697 Manitoba Avenue – Property Summary
Key Characteristics & Buyer Profile
This is a 762 sqft home built in 1933 on a 3,575 sqft lot in Winnipeg’s William Whyte neighbourhood. The property’s assessed value sits at $117,000.
Where the appeal lies is in the land, not the house. The lot size ranks in the top 12% within the neighbourhood (well above average for the area), though it falls below city-wide averages. The living area is modest—among the smallest on the street and in the neighbourhood—but the year built (1933) is actually above average for the surrounding area, meaning it’s older than many nearby homes but not unusually so for the neighbourhood’s character.
The assessed value is notably low relative to both the street and the city. On Manitoba Avenue alone, it ranks in the bottom 10%. This reflects both the smaller footprint and likely the home’s condition or lack of recent updates.
Best suited for: A buyer who values yard space or garden potential over interior square footage. Might work for someone looking for a starter home with room to expand (either through an addition or a future rebuild), or for an investor focused on land value in an older, established neighbourhood. Less ideal for anyone needing generous living space or expecting quick resale based on interior size alone.
Five Possible FAQs
1. Why is the assessed value so much lower than the street average?
The street average for assessed value is $216,600, more than double this property’s $117,000. That gap is driven by the home’s small living area (762 sqft vs. the street average of 1,063 sqft) and likely its age and condition. The lot itself is average for the street, so the low assessment isn’t about land.
2. How does the lot size compare to other homes in the area?
In the William Whyte neighbourhood, this lot ranks in the top 12%—well above average. The neighbourhood average is 3,277 sqft, and this lot is 3,575 sqft. But city-wide, it’s below average (the median lot in Winnipeg is roughly double that size).

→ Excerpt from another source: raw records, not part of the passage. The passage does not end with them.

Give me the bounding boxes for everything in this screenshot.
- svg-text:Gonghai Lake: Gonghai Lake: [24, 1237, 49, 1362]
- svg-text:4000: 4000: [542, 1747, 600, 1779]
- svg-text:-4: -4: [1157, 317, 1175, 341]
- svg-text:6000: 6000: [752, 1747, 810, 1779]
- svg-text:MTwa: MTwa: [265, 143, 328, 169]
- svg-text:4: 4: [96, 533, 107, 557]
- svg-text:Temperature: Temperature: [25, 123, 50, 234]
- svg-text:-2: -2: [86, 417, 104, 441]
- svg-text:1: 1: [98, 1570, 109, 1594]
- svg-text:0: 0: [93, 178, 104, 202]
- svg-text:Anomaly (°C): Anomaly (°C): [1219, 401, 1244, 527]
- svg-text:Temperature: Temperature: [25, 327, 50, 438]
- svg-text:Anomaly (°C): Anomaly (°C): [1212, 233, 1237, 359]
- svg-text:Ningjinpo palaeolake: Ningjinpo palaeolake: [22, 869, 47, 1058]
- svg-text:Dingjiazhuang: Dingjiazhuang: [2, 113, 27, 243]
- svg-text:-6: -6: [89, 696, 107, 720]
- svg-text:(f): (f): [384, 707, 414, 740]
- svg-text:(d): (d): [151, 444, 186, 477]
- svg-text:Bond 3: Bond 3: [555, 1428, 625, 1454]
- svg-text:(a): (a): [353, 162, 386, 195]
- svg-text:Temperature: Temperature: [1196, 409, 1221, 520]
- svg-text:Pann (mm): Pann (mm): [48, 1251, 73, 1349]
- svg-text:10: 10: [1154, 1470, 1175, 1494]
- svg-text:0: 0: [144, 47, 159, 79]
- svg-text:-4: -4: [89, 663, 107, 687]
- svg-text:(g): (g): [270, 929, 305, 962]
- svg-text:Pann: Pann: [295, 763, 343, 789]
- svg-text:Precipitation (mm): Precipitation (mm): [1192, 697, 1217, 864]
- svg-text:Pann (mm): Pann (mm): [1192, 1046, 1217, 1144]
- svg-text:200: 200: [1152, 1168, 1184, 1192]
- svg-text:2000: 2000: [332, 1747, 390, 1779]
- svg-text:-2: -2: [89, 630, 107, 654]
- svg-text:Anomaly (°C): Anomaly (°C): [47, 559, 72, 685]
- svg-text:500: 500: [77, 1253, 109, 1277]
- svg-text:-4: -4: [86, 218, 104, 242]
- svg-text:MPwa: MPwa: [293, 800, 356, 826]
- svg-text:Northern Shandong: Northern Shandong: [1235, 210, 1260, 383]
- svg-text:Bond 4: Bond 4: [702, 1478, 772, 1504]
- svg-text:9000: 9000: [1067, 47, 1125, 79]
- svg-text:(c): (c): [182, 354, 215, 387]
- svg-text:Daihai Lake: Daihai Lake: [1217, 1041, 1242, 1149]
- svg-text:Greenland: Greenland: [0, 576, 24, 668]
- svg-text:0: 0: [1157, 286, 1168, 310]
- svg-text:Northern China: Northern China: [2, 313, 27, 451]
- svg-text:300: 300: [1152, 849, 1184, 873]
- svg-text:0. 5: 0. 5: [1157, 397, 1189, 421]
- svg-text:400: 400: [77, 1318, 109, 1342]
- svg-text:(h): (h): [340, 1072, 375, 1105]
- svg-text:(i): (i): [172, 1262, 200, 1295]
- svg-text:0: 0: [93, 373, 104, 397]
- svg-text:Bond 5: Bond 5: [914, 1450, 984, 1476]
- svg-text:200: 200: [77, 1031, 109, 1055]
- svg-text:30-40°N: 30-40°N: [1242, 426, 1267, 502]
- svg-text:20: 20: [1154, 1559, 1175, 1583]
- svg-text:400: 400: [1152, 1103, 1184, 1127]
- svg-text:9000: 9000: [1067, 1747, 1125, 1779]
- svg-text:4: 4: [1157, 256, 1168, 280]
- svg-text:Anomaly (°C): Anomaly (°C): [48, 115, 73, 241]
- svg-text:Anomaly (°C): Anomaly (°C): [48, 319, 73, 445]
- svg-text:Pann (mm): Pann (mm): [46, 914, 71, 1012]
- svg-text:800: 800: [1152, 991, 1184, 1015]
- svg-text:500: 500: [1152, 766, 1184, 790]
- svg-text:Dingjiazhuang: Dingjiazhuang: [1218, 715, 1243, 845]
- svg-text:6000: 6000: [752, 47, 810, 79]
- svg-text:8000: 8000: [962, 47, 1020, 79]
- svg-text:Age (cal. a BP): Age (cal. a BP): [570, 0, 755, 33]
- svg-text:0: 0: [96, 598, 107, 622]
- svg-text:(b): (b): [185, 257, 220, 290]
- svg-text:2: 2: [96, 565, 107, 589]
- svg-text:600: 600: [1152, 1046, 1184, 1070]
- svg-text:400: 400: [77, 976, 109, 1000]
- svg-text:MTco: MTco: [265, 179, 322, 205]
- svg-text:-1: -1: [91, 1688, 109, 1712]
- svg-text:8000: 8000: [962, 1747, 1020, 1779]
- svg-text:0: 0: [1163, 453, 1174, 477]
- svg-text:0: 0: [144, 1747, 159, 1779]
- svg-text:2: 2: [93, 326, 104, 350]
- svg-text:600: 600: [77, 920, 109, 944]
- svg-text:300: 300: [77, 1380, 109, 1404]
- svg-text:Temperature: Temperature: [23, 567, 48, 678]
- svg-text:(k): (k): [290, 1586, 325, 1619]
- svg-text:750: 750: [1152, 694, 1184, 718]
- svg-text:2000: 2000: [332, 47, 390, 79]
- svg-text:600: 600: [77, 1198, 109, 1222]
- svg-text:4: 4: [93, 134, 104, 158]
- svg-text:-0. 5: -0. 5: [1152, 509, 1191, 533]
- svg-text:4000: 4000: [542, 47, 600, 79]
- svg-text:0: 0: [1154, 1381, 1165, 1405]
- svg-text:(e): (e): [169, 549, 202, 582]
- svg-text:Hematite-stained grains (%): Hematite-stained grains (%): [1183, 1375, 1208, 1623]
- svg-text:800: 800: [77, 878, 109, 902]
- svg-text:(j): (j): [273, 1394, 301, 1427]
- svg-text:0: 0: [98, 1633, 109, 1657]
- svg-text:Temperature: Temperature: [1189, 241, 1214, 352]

3. Is the home’s age a concern?
Built in 1933, it’s older than the city-wide average (1966) but newer than the typical home in William Whyte, where many houses were built in the 1920s. The ranking is around the middle for the street but above average for the neighbourhood. Age alone isn’t a red flag, but maintenance history and updates would matter more than the year built.
4. How does this property compare to others in the same price range?
At $117,000 assessed, this is a low-value property even within a neighbourhood where the average assessment is $149,100. Buyers comparing similar-priced homes would likely find larger living areas elsewhere, but fewer lots of this size. The trade-off is land versus interior space.
5. What does the ranking “Top 86%” mean for living area?
It means the property is in the bottom 14% on the street—smaller than 86 out of every 100 homes. The same is true city-wide, where it ranks in the bottom 7%. In practical terms, this is a small home by any standard, and the living area is the property’s main limitation.